They remember Audrey Cunningham as a cheerful and friendly girl; A family friend is accused of her murder
(CNN) — Family and friends of Audrey Cunningham, the 11-year-old East Texas girl who was found dead after disappearing on her way to school, remembered her as a bright and friendly girl during a vigil Wednesday night near the river where her body was found. At the beginning of the week.
“It didn’t matter where he went or who he met, he just dazzled them,” said Brenda Seders, Audrey’s aunt. “He can always make you laugh, no matter what mood you’re in. It’s not fair that we should all be deprived of that.”
Audrey disappeared last Thursday morning after leaving her home in rural Livingston, Texas, with a family friend who had agreed to give her a ride to the school bus stop, authorities said. But the fifth-grader never boarded the bus or entered her classroom, sparking an intense five-day search that ended when her body, submerged alongside a large rock, was pulled from a local river, according to court documents.
The friend who was supposed to drive her to the bus stop, Don Steven McDougall, was charged Wednesday with premeditated murder in her death.
Audrey’s mother, Casey Matthews, said during the memorial that her grief has left her speechless. He called his daughter “perfection”.
“I was truly blessed to give birth to such a wonderful baby girl,” said the mother.
As dusk fell at the memorial service, a crowd dressed in purple, Audrey’s favorite color, held candles. Several bouquets of lavender and purple flowers were placed on tables decorated with clusters of balloons while children dressed in dresses, scrunchies and purple shoes walked around the gathering.
Audrey had no problem making friends and was “friendly, very nice and very loving,” recalls Casey Evans, whose daughter went to school with her.
As many of his classmates and friends are now dealing with the fifth-grader’s death, Livingston School District Superintendent Brent Hawkins said in a statement that each child will have a different process.
“Any time you lose a child it’s catastrophic, but losing it the way we lost it was even more so. I have no words to describe it other than we had a brush with evil,” Hawkins told CNN affiliate KPRC. said to
Evans said she initially struggled to answer her children’s questions about whether Audrey had been found, and now she has to tell them she will never come home.
“How do you sit there and tell your kids… that they’re not going to meet their friend?” she said. “How do you explain it?”
The suspect lived on the family’s property
Polk County officials said the suspect, McDougall, was a friend of Audrey’s father who lived in a trailer on his family’s property and sometimes drove the girl to the neighborhood school bus stop.

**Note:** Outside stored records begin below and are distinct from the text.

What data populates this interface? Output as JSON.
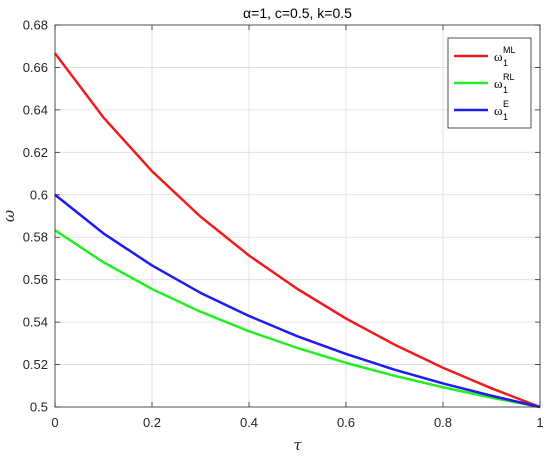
{
  "chart_data": {
    "type": "line",
    "title": "α=1, c=0.5, k=0.5",
    "xlabel": "τ",
    "ylabel": "ω",
    "xlim": [
      0,
      1
    ],
    "ylim": [
      0.5,
      0.68
    ],
    "xticks": [
      0,
      0.2,
      0.4,
      0.6,
      0.8,
      1
    ],
    "xtick_labels": [
      "0",
      "0.2",
      "0.4",
      "0.6",
      "0.8",
      "1"
    ],
    "yticks": [
      0.5,
      0.52,
      0.54,
      0.56,
      0.58,
      0.6,
      0.62,
      0.64,
      0.66,
      0.68
    ],
    "ytick_labels": [
      "0.5",
      "0.52",
      "0.54",
      "0.56",
      "0.58",
      "0.6",
      "0.62",
      "0.64",
      "0.66",
      "0.68"
    ],
    "grid": true,
    "legend_position": "top-right",
    "x": [
      0,
      0.1,
      0.2,
      0.3,
      0.4,
      0.5,
      0.6,
      0.7,
      0.8,
      0.9,
      1.0
    ],
    "series": [
      {
        "name": "ω",
        "name_sup": "ML",
        "name_sub": "1",
        "color": "#ee1c1c",
        "values": [
          0.6667,
          0.6364,
          0.6111,
          0.5897,
          0.5714,
          0.5556,
          0.5417,
          0.5294,
          0.5185,
          0.5088,
          0.5
        ]
      },
      {
        "name": "ω",
        "name_sup": "RL",
        "name_sub": "1",
        "color": "#22ee22",
        "values": [
          0.5833,
          0.5682,
          0.5556,
          0.5449,
          0.5357,
          0.5278,
          0.5208,
          0.5147,
          0.5093,
          0.5044,
          0.5
        ]
      },
      {
        "name": "ω",
        "name_sup": "E",
        "name_sub": "1",
        "color": "#1c1cee",
        "values": [
          0.6,
          0.5818,
          0.5667,
          0.5538,
          0.5429,
          0.5333,
          0.525,
          0.5176,
          0.5111,
          0.5053,
          0.5
        ]
      }
    ]
  }
}
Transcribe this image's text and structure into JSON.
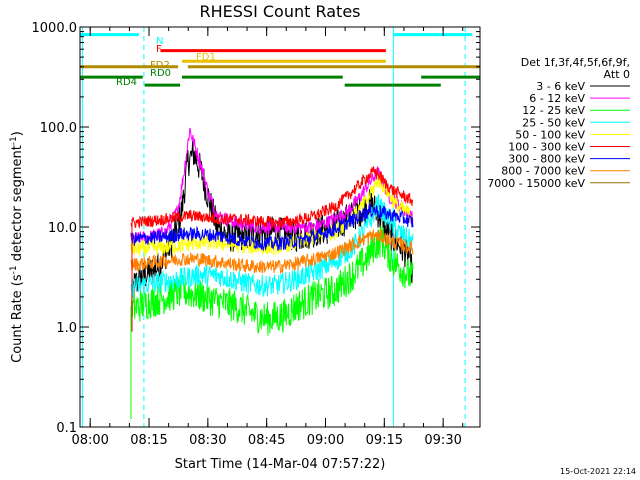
{
  "chart_data": {
    "type": "line",
    "title": "RHESSI Count Rates",
    "xlabel": "Start Time (14-Mar-04 07:57:22)",
    "ylabel_parts": [
      "Count Rate (s",
      "-1",
      " detector segment",
      "-1",
      ")"
    ],
    "x_unit": "minutes after 07:57:22",
    "xlim": [
      0,
      102
    ],
    "ylim": [
      0.1,
      1000
    ],
    "yscale": "log",
    "x_ticks": [
      {
        "label": "08:00",
        "x": 2.6
      },
      {
        "label": "08:15",
        "x": 17.6
      },
      {
        "label": "08:30",
        "x": 32.6
      },
      {
        "label": "08:45",
        "x": 47.6
      },
      {
        "label": "09:00",
        "x": 62.6
      },
      {
        "label": "09:15",
        "x": 77.6
      },
      {
        "label": "09:30",
        "x": 92.6
      }
    ],
    "y_ticks": [
      {
        "label": "0.1",
        "v": 0.1
      },
      {
        "label": "1.0",
        "v": 1
      },
      {
        "label": "10.0",
        "v": 10
      },
      {
        "label": "100.0",
        "v": 100
      },
      {
        "label": "1000.0",
        "v": 1000
      }
    ],
    "legend_header": [
      "Det 1f,3f,4f,5f,6f,9f,",
      "Att 0"
    ],
    "series": [
      {
        "name": "3 - 6 keV",
        "color": "#000000",
        "points": [
          [
            13,
            1.3
          ],
          [
            13.5,
            2.5
          ],
          [
            15,
            3.0
          ],
          [
            20,
            4.0
          ],
          [
            22,
            5.5
          ],
          [
            24,
            8
          ],
          [
            26,
            15
          ],
          [
            27.5,
            45
          ],
          [
            29,
            55
          ],
          [
            31,
            35
          ],
          [
            33,
            18
          ],
          [
            35,
            10
          ],
          [
            38,
            8
          ],
          [
            42,
            8
          ],
          [
            46,
            9
          ],
          [
            50,
            9
          ],
          [
            55,
            8
          ],
          [
            60,
            9
          ],
          [
            65,
            10
          ],
          [
            68,
            12
          ],
          [
            71,
            14
          ],
          [
            74,
            17
          ],
          [
            76,
            14
          ],
          [
            78,
            9
          ],
          [
            81,
            7
          ],
          [
            84,
            5
          ],
          [
            85,
            3
          ]
        ]
      },
      {
        "name": "6 - 12 keV",
        "color": "#ff00ff",
        "points": [
          [
            13,
            7.5
          ],
          [
            18,
            8
          ],
          [
            22,
            9
          ],
          [
            25,
            15
          ],
          [
            26.5,
            35
          ],
          [
            28,
            95
          ],
          [
            29,
            70
          ],
          [
            31,
            40
          ],
          [
            33,
            20
          ],
          [
            35,
            13
          ],
          [
            40,
            11
          ],
          [
            45,
            10
          ],
          [
            50,
            10
          ],
          [
            55,
            10
          ],
          [
            60,
            10
          ],
          [
            65,
            12
          ],
          [
            68,
            14
          ],
          [
            71,
            19
          ],
          [
            73,
            25
          ],
          [
            75,
            32
          ],
          [
            76,
            35
          ],
          [
            77,
            30
          ],
          [
            79,
            20
          ],
          [
            82,
            16
          ],
          [
            85,
            12
          ]
        ]
      },
      {
        "name": "12 - 25 keV",
        "color": "#00ff00",
        "points": [
          [
            13,
            1.5
          ],
          [
            18,
            1.8
          ],
          [
            22,
            2.0
          ],
          [
            26,
            2.3
          ],
          [
            30,
            2.1
          ],
          [
            35,
            1.8
          ],
          [
            40,
            1.6
          ],
          [
            45,
            1.3
          ],
          [
            48,
            1.2
          ],
          [
            52,
            1.3
          ],
          [
            55,
            1.6
          ],
          [
            60,
            2.0
          ],
          [
            65,
            2.3
          ],
          [
            70,
            3.5
          ],
          [
            73,
            4.8
          ],
          [
            75,
            6.5
          ],
          [
            77,
            7.5
          ],
          [
            78,
            6
          ],
          [
            80,
            4.5
          ],
          [
            83,
            3.5
          ],
          [
            85,
            3.0
          ]
        ]
      },
      {
        "name": "25 - 50 keV",
        "color": "#00ffff",
        "points": [
          [
            13,
            2.5
          ],
          [
            20,
            2.8
          ],
          [
            25,
            3.0
          ],
          [
            30,
            3.3
          ],
          [
            35,
            3.3
          ],
          [
            40,
            2.9
          ],
          [
            45,
            2.6
          ],
          [
            50,
            2.6
          ],
          [
            55,
            3.0
          ],
          [
            60,
            3.6
          ],
          [
            65,
            4.5
          ],
          [
            70,
            6.5
          ],
          [
            73,
            10
          ],
          [
            75,
            14
          ],
          [
            76,
            17
          ],
          [
            78,
            13
          ],
          [
            81,
            9
          ],
          [
            85,
            7
          ]
        ]
      },
      {
        "name": "50 - 100 keV",
        "color": "#ffff00",
        "points": [
          [
            13,
            6
          ],
          [
            20,
            6.2
          ],
          [
            25,
            6.5
          ],
          [
            30,
            7
          ],
          [
            35,
            7
          ],
          [
            40,
            6.6
          ],
          [
            45,
            6.3
          ],
          [
            50,
            6.3
          ],
          [
            55,
            7
          ],
          [
            60,
            7.8
          ],
          [
            65,
            9
          ],
          [
            70,
            13
          ],
          [
            73,
            18
          ],
          [
            75,
            25
          ],
          [
            76,
            30
          ],
          [
            78,
            24
          ],
          [
            81,
            16
          ],
          [
            85,
            13
          ]
        ]
      },
      {
        "name": "100 - 300 keV",
        "color": "#ff0000",
        "points": [
          [
            13,
            11
          ],
          [
            18,
            11.5
          ],
          [
            22,
            12
          ],
          [
            25,
            12.5
          ],
          [
            28,
            13
          ],
          [
            32,
            12.5
          ],
          [
            36,
            12
          ],
          [
            40,
            12
          ],
          [
            45,
            11.5
          ],
          [
            50,
            11
          ],
          [
            55,
            11.5
          ],
          [
            60,
            13
          ],
          [
            65,
            16
          ],
          [
            68,
            20
          ],
          [
            71,
            26
          ],
          [
            73,
            31
          ],
          [
            75,
            36
          ],
          [
            76,
            34
          ],
          [
            78,
            27
          ],
          [
            80,
            23
          ],
          [
            83,
            20
          ],
          [
            85,
            18
          ]
        ]
      },
      {
        "name": "300 - 800 keV",
        "color": "#0000ff",
        "points": [
          [
            13,
            7.5
          ],
          [
            18,
            7.8
          ],
          [
            22,
            8
          ],
          [
            26,
            8.5
          ],
          [
            30,
            8.5
          ],
          [
            35,
            8.2
          ],
          [
            40,
            7.5
          ],
          [
            45,
            7
          ],
          [
            50,
            6.8
          ],
          [
            55,
            7.2
          ],
          [
            60,
            8
          ],
          [
            65,
            9.5
          ],
          [
            70,
            12
          ],
          [
            73,
            14
          ],
          [
            75,
            15
          ],
          [
            77,
            14
          ],
          [
            80,
            13
          ],
          [
            83,
            12
          ],
          [
            85,
            11
          ]
        ]
      },
      {
        "name": "800 - 7000 keV",
        "color": "#ff8000",
        "points": [
          [
            13,
            4.2
          ],
          [
            18,
            4.4
          ],
          [
            22,
            4.6
          ],
          [
            26,
            4.8
          ],
          [
            30,
            4.8
          ],
          [
            35,
            4.5
          ],
          [
            40,
            4.2
          ],
          [
            45,
            4.0
          ],
          [
            50,
            4.0
          ],
          [
            55,
            4.3
          ],
          [
            60,
            4.8
          ],
          [
            65,
            5.5
          ],
          [
            70,
            6.8
          ],
          [
            73,
            7.8
          ],
          [
            75,
            8.3
          ],
          [
            77,
            8
          ],
          [
            80,
            7
          ],
          [
            83,
            6.5
          ],
          [
            85,
            6
          ]
        ]
      },
      {
        "name": "7000 - 15000 keV",
        "color": "#8b7500",
        "points": []
      }
    ],
    "time_bars": [
      {
        "label": "N",
        "color": "#00ffff",
        "y": 840,
        "segments": [
          [
            0,
            15
          ],
          [
            80,
            100
          ]
        ]
      },
      {
        "label": "F",
        "color": "#ff0000",
        "y": 580,
        "segments": [
          [
            20.5,
            78
          ]
        ]
      },
      {
        "label": "FD1",
        "color": "#e8c000",
        "y": 455,
        "segments": [
          [
            26,
            78
          ]
        ]
      },
      {
        "label": "FD2",
        "color": "#b08c00",
        "y": 400,
        "segments": [
          [
            0,
            25
          ],
          [
            27.5,
            102
          ]
        ]
      },
      {
        "label": "RD0",
        "color": "#008000",
        "y": 315,
        "segments": [
          [
            0,
            16
          ],
          [
            26,
            67
          ],
          [
            87,
            102
          ]
        ]
      },
      {
        "label": "RD4",
        "color": "#008000",
        "y": 262,
        "segments": [
          [
            16.5,
            25.5
          ],
          [
            67.5,
            92
          ]
        ]
      }
    ],
    "vlines": [
      {
        "x": 0.6,
        "color": "#00ffff",
        "dashed": false
      },
      {
        "x": 16.3,
        "color": "#00ffff",
        "dashed": true
      },
      {
        "x": 79.9,
        "color": "#00ffff",
        "dashed": false
      },
      {
        "x": 98.2,
        "color": "#00ffff",
        "dashed": true
      }
    ],
    "data_start_x": 13,
    "timestamp": "15-Oct-2021 22:14"
  }
}
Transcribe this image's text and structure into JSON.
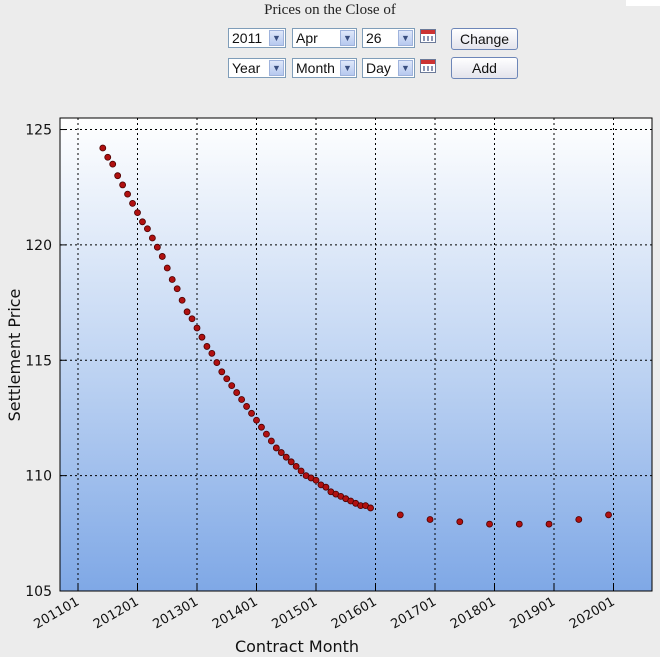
{
  "controls": {
    "title": "Prices on the Close of",
    "row1": {
      "year": "2011",
      "month": "Apr",
      "day": "26",
      "button": "Change"
    },
    "row2": {
      "year": "Year",
      "month": "Month",
      "day": "Day",
      "button": "Add"
    }
  },
  "chart_data": {
    "type": "scatter",
    "title": "",
    "xlabel": "Contract Month",
    "ylabel": "Settlement Price",
    "ylim": [
      105,
      125.5
    ],
    "yticks": [
      105,
      110,
      115,
      120,
      125
    ],
    "xticks": [
      "201101",
      "201201",
      "201301",
      "201401",
      "201501",
      "201601",
      "201701",
      "201801",
      "201901",
      "202001"
    ],
    "grid": true,
    "marker_color": "#b01010",
    "series": [
      {
        "x": [
          "201106",
          "201107",
          "201108",
          "201109",
          "201110",
          "201111",
          "201112",
          "201201",
          "201202",
          "201203",
          "201204",
          "201205",
          "201206",
          "201207",
          "201208",
          "201209",
          "201210",
          "201211",
          "201212",
          "201301",
          "201302",
          "201303",
          "201304",
          "201305",
          "201306",
          "201307",
          "201308",
          "201309",
          "201310",
          "201311",
          "201312",
          "201401",
          "201402",
          "201403",
          "201404",
          "201405",
          "201406",
          "201407",
          "201408",
          "201409",
          "201410",
          "201411",
          "201412",
          "201501",
          "201502",
          "201503",
          "201504",
          "201505",
          "201506",
          "201507",
          "201508",
          "201509",
          "201510",
          "201511",
          "201512",
          "201606",
          "201612",
          "201706",
          "201712",
          "201806",
          "201812",
          "201906",
          "201912"
        ],
        "y": [
          124.2,
          123.8,
          123.5,
          123.0,
          122.6,
          122.2,
          121.8,
          121.4,
          121.0,
          120.7,
          120.3,
          119.9,
          119.5,
          119.0,
          118.5,
          118.1,
          117.6,
          117.1,
          116.8,
          116.4,
          116.0,
          115.6,
          115.3,
          114.9,
          114.5,
          114.2,
          113.9,
          113.6,
          113.3,
          113.0,
          112.7,
          112.4,
          112.1,
          111.8,
          111.5,
          111.2,
          111.0,
          110.8,
          110.6,
          110.4,
          110.2,
          110.0,
          109.9,
          109.8,
          109.6,
          109.5,
          109.3,
          109.2,
          109.1,
          109.0,
          108.9,
          108.8,
          108.7,
          108.7,
          108.6,
          108.3,
          108.1,
          108.0,
          107.9,
          107.9,
          107.9,
          108.1,
          108.3
        ]
      }
    ]
  }
}
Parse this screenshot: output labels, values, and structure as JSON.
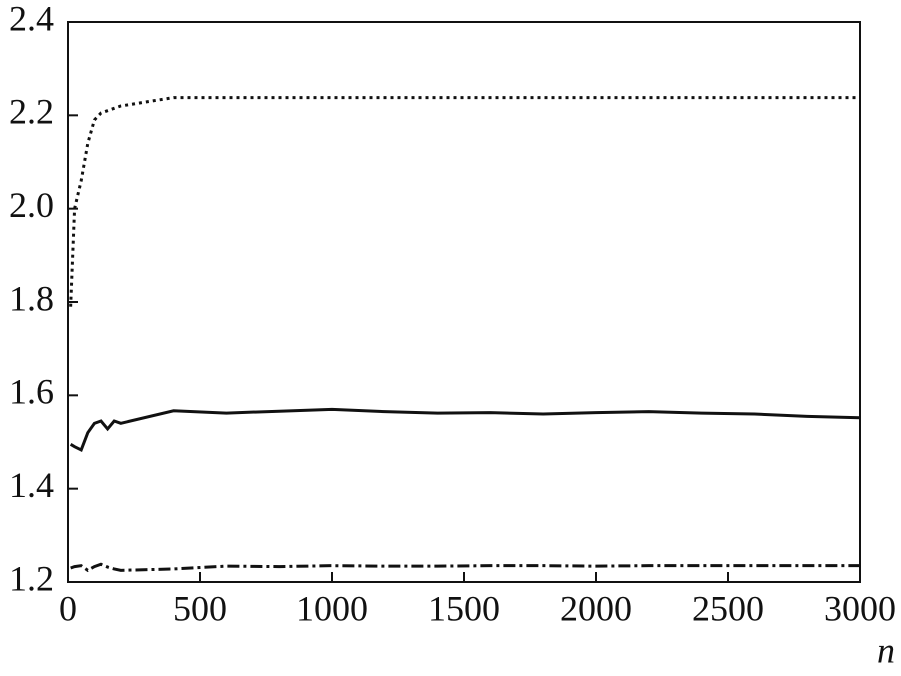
{
  "chart_data": {
    "type": "line",
    "x_label": "n",
    "x": [
      10,
      25,
      50,
      75,
      100,
      125,
      150,
      175,
      200,
      400,
      600,
      800,
      1000,
      1200,
      1400,
      1600,
      1800,
      2000,
      2200,
      2400,
      2600,
      2800,
      3000
    ],
    "series": [
      {
        "color": "#111111",
        "line_style": "dotted",
        "values": [
          1.79,
          2.0,
          2.06,
          2.14,
          2.19,
          2.205,
          2.21,
          2.215,
          2.22,
          2.238,
          2.238,
          2.238,
          2.238,
          2.238,
          2.238,
          2.238,
          2.238,
          2.238,
          2.238,
          2.238,
          2.238,
          2.238,
          2.238
        ]
      },
      {
        "color": "#111111",
        "line_style": "solid",
        "values": [
          1.495,
          1.49,
          1.483,
          1.52,
          1.54,
          1.545,
          1.528,
          1.545,
          1.54,
          1.567,
          1.562,
          1.566,
          1.57,
          1.565,
          1.562,
          1.563,
          1.56,
          1.563,
          1.565,
          1.562,
          1.56,
          1.555,
          1.552
        ]
      },
      {
        "color": "#111111",
        "line_style": "dashdot",
        "values": [
          1.23,
          1.233,
          1.235,
          1.225,
          1.233,
          1.238,
          1.232,
          1.228,
          1.225,
          1.228,
          1.234,
          1.233,
          1.235,
          1.234,
          1.234,
          1.235,
          1.235,
          1.234,
          1.235,
          1.235,
          1.235,
          1.235,
          1.235
        ]
      }
    ],
    "xlim": [
      0,
      3000
    ],
    "xticks": [
      0,
      500,
      1000,
      1500,
      2000,
      2500,
      3000
    ],
    "ylim": [
      1.2,
      2.4
    ],
    "yticks": [
      1.2,
      1.4,
      1.6,
      1.8,
      {
        "value": 2,
        "label": "2.0"
      },
      2.2,
      2.4
    ]
  }
}
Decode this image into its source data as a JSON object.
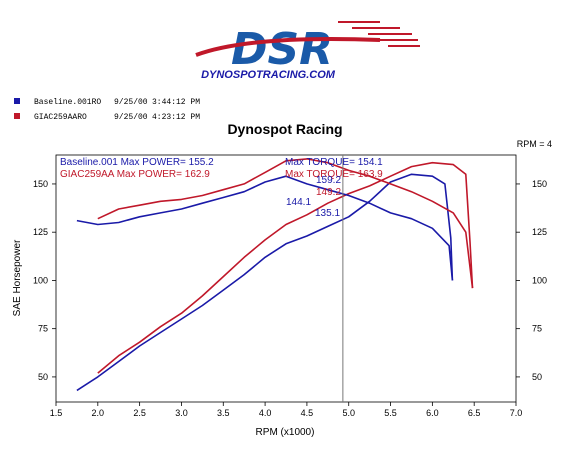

McDougal agreed to take Audrey to catch her bus Thursday morning, but she was never seen at the bus stop and her bright red Hello Kitty backpack-like bag was later found near a local dam, according to researchers.
He was a key figure in her disappearance as authorities frantically searched the town, about 110 miles northeast of Houston, he said. Sheriff Byron Lyons said McDougall was seen assisting in the search effort, knocking on doors in the neighborhood and asking if anyone had seen Audrey.
Audrey’s body was found the following Tuesday in the Trinity River, downstream from the reservoir near where the backpack was found. It was one of several places McDougal told investigators he had been around at the time of his disappearance, Lyons said.
According to the criminal complaint, a large rock was tied to the boy’s body with rope “consistent with the rope seen on McDougall’s vehicle in the traffic stop two days earlier.”
No other details about the condition of his remains have been provided, and the Harris County Medical Examiner’s Office is working to determine his cause of death.
According to the criminal complaint, citing video footage, cellphone data and forensic evidence, investigators believe McDougall lied about Audrey’s whereabouts and activities on the day she disappeared.
In the days following Audrey’s disappearance, McDougal claimed in several social media comments that he was not to blame for her disappearance and apparently “did nothing wrong” based on activity on the suspect’s Facebook account.
“I’m not guilty,” reads a comment from the account below a post on the “True Crimes Society” Facebook page the day after Audrey was reported missing.
“I was there and was questioned. I’m not running or hiding,” an account apparently linked to McDougall wrote under a post on Friday. He again commented, “I did everything I could to help find him. I did nothing wrong.”
McDougal has an extensive criminal history dating back to the early 2000s, including convictions for violent crimes and for luring a minor, according to court records.
He was convicted in 2007 of enticing a minor in Brazoria County, Texas. Court records show he pleaded not guilty and was sentenced to two years in prison, but was given credit for 527 days served.
Online records do not detail the specific charges in the case, but the state defines the crime as “the intent to interfere with the legal custody of a minor under the age of 18” when a person “lures, persuades or leads the minor into the custody of a parent or guardian.”
When McDougall was charged Wednesday in Audrey’s death, he was already in jail in connection with an unrelated assault case. He is being held without bail on charges of capital murder.
Neither court documents nor jail records filed Wednesday list McDougall’s attorney.
— CNN’s Andy Rose, Raja Razek, Holly Yan, Rosa Flores and Sara Weisfeld contributed to this report.